Wild Rice and Mushroom Stuffing (Dairy Free & Gluten Free)

My son Oren asks for this every Thanksgiving. Make your gluten-free corn bread a few days before. Cut into small squares (croutons) and allow to harden. You can speed up the process by placing in a 200 degree oven for 1 hour.

This will easily serve 14-16.

2 cups extra virgin olive oil
4 medium onions (about 1 1/2 pounds) thinly sliced
1 pounds assorted wild mushrooms (such as shiitake), sliced
4 stalks thinly sliced celery
4 cups gluten free corn bread cut up into small squares and hardened
4 tablespoons chopped fresh thyme (1 teaspoons with rice + 3 with stuffing)
6 teaspoons chopped fresh sage (3 teaspoons with rice + 3 with stuffing)
5 cups chicken broth
2 1/2 cups wild rice
1 3/4 cups coarsely chopped dried pears (about 7 ounces; optional)
3/4 to 1 cup chopped fresh Italian parsley

In a large pan over medium heat, heat ¼ cup extra virgin olive oil. Add onions and celery and sauté until very tender, about 20 minutes. Transfer onions to large bowl. In the same pot over medium-high heat, add 1/2 cup oil and add mushrooms and 1 tablespoon thyme; sauté until mushrooms are cooked through.
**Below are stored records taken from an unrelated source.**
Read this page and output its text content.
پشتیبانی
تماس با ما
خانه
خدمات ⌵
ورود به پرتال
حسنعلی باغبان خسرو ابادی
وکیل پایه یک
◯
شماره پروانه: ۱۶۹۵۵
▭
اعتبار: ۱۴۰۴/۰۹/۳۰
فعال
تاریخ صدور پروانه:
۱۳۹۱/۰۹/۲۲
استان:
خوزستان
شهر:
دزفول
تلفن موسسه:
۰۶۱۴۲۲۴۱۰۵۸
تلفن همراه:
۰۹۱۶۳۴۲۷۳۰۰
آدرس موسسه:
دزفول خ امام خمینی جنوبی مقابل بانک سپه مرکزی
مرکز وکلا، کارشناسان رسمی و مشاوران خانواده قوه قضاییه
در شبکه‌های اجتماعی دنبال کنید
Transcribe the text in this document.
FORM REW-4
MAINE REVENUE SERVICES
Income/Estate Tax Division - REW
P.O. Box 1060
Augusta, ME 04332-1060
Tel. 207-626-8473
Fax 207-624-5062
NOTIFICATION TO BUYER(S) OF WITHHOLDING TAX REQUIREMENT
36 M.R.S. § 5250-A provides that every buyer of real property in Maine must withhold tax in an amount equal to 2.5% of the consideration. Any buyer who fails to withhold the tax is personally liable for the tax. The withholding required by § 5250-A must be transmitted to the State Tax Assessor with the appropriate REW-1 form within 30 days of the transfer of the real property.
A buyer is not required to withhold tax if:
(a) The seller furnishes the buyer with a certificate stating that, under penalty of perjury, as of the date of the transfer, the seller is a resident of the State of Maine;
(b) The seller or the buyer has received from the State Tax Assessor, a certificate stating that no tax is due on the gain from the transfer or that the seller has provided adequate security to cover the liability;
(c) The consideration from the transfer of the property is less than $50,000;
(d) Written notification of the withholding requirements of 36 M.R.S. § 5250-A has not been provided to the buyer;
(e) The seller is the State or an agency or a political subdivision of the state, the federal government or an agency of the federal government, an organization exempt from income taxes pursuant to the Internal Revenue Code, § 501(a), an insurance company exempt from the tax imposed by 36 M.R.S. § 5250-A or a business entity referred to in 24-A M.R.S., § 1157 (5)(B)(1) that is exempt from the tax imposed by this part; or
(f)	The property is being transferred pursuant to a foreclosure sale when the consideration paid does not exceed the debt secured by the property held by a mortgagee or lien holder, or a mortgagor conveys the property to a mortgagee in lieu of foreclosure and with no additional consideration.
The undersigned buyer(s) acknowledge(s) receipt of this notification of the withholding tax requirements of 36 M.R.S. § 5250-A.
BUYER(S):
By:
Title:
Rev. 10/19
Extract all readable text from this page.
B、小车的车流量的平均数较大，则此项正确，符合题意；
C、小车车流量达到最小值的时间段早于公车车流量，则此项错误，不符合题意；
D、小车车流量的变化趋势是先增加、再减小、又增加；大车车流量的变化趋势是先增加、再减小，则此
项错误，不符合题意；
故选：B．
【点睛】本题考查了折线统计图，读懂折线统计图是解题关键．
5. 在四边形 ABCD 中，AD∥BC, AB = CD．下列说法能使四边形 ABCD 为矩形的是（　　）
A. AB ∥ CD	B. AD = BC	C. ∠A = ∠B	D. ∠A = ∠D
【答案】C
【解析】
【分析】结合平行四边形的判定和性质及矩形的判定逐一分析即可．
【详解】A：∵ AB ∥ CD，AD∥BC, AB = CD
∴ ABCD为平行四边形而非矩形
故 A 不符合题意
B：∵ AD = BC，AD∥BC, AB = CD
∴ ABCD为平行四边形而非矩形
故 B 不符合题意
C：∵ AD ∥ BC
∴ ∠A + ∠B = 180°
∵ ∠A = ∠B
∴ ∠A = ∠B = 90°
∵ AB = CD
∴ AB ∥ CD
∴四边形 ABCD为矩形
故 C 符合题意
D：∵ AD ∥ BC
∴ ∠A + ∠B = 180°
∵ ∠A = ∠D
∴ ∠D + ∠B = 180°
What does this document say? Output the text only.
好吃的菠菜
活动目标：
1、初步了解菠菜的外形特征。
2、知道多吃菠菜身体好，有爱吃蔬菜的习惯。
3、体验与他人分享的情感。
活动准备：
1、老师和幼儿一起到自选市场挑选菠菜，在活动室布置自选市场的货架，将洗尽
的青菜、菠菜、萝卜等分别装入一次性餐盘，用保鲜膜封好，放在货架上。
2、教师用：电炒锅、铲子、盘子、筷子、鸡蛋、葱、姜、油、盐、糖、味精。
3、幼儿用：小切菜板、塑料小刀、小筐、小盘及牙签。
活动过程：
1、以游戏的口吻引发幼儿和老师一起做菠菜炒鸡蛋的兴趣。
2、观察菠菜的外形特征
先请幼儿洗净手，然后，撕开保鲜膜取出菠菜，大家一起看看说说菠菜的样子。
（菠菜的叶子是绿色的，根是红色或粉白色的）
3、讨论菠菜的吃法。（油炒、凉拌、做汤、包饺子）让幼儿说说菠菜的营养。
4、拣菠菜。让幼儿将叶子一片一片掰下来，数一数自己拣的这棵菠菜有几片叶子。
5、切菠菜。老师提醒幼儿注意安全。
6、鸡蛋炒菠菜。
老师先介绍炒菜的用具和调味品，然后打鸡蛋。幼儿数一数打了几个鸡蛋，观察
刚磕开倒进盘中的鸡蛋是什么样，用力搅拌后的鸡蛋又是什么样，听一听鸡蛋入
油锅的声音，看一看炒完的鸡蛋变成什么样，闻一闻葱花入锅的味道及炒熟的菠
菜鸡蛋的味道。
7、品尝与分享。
Add to bowl with onions. Season with salt and pepper.

Bring broth, 1 tablespoon thyme, and 3 teaspoons sage to boil in heavy large deep saucepan. Mix in wild rice; return to boil. Reduce heat; cover and simmer about 45 minutes until all rice is tender and almost all liquid is absorbed.  Remove from heat. Add onions and mushrooms, remaining tablespoon thyme, and sage.  Add in the corn bread croutons and toss well. You may need to drizzle olive oil and or a bit more broth if it appears dry. Season with salt and pepper. Stir in 3/4 cup parsley.

This can be stuffed into a turkey or placed in an oven-safe bowl and baked for 30-40 minutes prior to serving. Drizzle with olive oil and wrap in foil before placing in oven.

Can be made up to 3 days ahead ahead and baked in the oven prior to serving.